The appellants also argue that “the configuration of euthanasia as a new generation subjective right – in which its holder would be entitled to demand from the taxpayer, that is, the State, to act to cause the death of a citizen – contradicts radically what was repeatedly affirmed by the European Court of Human Rights (Judgment of April 29, 2002, Pretty v. United Kingdom) and by the Constitutional Court (for all, STC 154/2002, of July 18) that there is no a right to demand that they cause their own death ”.
The text adds that “the legislator cannot therefore introduce a ‘new’ individual right whose existence has not only been denied by the highest courts, but would also imply infringing a fundamental right such as that of life”, enshrined in the article 15 of the Constitution. The appeal also underlines that “one thing is that a certain unlawful act may not entail certain legal consequences due to the concurrent circumstances, and another is to affirm that said act is a right comparable to that whose content is being infringed”, referring to the right to life.

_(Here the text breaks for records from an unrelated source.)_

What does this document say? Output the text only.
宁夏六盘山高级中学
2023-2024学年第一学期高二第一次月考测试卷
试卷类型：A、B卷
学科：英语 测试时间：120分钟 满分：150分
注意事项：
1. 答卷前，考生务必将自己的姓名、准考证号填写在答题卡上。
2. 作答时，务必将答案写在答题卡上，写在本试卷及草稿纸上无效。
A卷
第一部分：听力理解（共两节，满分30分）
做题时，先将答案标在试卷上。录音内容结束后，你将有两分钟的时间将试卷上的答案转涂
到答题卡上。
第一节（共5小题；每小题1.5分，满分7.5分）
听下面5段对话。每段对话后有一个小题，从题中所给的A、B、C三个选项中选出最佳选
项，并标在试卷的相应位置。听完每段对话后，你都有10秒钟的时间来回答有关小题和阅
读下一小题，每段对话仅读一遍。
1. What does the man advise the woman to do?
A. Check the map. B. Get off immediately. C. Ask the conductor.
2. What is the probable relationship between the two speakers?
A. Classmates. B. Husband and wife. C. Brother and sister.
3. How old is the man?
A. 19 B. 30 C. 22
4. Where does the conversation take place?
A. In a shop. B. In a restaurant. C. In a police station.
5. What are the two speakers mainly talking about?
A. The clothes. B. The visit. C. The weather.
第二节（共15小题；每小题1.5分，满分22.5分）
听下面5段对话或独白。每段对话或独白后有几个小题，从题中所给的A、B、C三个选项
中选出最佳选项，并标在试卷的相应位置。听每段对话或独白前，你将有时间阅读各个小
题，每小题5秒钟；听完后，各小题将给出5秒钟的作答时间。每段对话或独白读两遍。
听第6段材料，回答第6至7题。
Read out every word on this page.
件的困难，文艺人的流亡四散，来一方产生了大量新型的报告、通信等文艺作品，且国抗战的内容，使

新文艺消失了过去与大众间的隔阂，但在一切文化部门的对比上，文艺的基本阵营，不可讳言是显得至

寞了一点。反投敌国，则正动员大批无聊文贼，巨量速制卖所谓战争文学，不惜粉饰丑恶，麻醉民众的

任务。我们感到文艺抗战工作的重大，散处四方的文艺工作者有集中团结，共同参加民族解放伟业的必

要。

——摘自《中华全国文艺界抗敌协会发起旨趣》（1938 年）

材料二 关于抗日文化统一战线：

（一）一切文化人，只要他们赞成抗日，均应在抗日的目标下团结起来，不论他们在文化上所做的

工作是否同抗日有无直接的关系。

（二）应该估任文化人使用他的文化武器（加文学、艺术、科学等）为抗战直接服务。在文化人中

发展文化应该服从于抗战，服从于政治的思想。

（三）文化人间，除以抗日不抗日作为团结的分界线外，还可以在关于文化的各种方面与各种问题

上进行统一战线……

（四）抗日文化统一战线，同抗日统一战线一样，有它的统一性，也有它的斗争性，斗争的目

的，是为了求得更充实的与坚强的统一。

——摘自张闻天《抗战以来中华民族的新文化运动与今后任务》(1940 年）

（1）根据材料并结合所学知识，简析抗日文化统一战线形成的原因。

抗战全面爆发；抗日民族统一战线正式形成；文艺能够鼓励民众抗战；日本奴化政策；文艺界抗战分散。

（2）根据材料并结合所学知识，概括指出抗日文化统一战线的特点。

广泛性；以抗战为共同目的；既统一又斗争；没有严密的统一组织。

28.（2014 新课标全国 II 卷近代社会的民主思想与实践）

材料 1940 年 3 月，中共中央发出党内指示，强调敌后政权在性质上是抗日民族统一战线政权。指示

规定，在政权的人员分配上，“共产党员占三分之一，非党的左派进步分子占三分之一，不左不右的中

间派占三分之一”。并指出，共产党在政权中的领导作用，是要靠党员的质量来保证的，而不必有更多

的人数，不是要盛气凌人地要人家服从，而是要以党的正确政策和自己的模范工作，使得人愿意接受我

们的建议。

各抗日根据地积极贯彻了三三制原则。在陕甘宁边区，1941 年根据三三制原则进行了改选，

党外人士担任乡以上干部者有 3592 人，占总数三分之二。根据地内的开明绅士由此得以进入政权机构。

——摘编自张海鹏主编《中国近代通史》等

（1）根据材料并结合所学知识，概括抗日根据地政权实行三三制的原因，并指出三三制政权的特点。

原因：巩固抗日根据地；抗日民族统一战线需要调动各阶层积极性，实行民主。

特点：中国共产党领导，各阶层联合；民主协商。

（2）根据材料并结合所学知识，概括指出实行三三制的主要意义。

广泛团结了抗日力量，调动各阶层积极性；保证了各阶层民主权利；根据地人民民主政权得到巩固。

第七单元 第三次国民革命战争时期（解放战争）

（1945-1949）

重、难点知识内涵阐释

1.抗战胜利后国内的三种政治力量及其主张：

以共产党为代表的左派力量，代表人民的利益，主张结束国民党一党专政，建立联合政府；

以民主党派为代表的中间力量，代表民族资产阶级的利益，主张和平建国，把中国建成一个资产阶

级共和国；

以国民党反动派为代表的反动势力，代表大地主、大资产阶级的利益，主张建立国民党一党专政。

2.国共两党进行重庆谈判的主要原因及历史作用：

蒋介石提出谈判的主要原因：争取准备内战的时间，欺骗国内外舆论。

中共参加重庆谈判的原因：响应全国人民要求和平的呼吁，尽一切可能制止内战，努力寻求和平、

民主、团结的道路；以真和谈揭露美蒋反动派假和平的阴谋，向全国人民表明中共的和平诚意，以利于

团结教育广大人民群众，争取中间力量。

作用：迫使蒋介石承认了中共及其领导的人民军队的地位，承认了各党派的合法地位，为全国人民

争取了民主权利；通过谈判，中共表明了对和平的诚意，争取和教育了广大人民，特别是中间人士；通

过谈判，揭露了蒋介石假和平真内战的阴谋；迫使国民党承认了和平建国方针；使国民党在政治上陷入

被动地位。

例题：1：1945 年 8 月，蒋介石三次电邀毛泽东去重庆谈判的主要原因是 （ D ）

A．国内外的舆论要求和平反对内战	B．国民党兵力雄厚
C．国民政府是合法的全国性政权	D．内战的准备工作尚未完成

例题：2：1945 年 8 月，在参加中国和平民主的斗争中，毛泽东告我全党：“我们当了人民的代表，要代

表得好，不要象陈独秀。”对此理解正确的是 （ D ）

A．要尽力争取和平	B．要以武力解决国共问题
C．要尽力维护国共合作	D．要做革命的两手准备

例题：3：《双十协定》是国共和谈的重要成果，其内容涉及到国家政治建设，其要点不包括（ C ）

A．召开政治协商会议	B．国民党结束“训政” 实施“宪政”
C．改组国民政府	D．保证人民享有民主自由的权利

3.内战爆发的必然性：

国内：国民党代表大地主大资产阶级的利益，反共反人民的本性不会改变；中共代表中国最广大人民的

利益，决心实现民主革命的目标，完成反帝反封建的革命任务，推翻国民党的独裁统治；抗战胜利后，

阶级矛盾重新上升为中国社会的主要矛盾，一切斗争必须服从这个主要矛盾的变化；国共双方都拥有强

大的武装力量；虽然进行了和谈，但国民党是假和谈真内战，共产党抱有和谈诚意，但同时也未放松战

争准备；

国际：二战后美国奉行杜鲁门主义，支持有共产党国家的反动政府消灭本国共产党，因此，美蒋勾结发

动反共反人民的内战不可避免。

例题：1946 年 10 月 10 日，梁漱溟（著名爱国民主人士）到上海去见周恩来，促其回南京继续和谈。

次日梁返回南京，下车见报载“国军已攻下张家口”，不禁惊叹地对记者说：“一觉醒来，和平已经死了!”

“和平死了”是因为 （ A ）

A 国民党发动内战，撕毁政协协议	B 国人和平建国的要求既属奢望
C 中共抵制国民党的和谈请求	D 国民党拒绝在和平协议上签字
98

Regarding the euthanasia law, which enters into force this Friday, the Interterritorial Council, where the Ministry of Health and the communities are represented, has given this Wednesday the green light to one of the loose ends that remained to be refined: the protocol of action so that the doctor in charge – the doctor chosen by the patient to take his case – decides if the patient is in full capacity to make the decision to request euthanasia, reports Jessica Mouzo. The law provides that, in addition to being of legal age and meeting clinical criteria (suffering from an incurable disease or a serious condition), the person requesting it must “be capable and aware at the time of the request.” If it is not, you will only be able to access the benefit if you have an advance directive document where you have contemplated this demand. The protocol includes the procedure for the responsible doctor to prove the applicant’s disability through “a series of assessments,” explained the Minister of Health, Carolina Darias. The recommendations manual contemplates conducting a clinical interview, resorting to support tools to assess the capabilities of the patient and having the help of a consulting physician.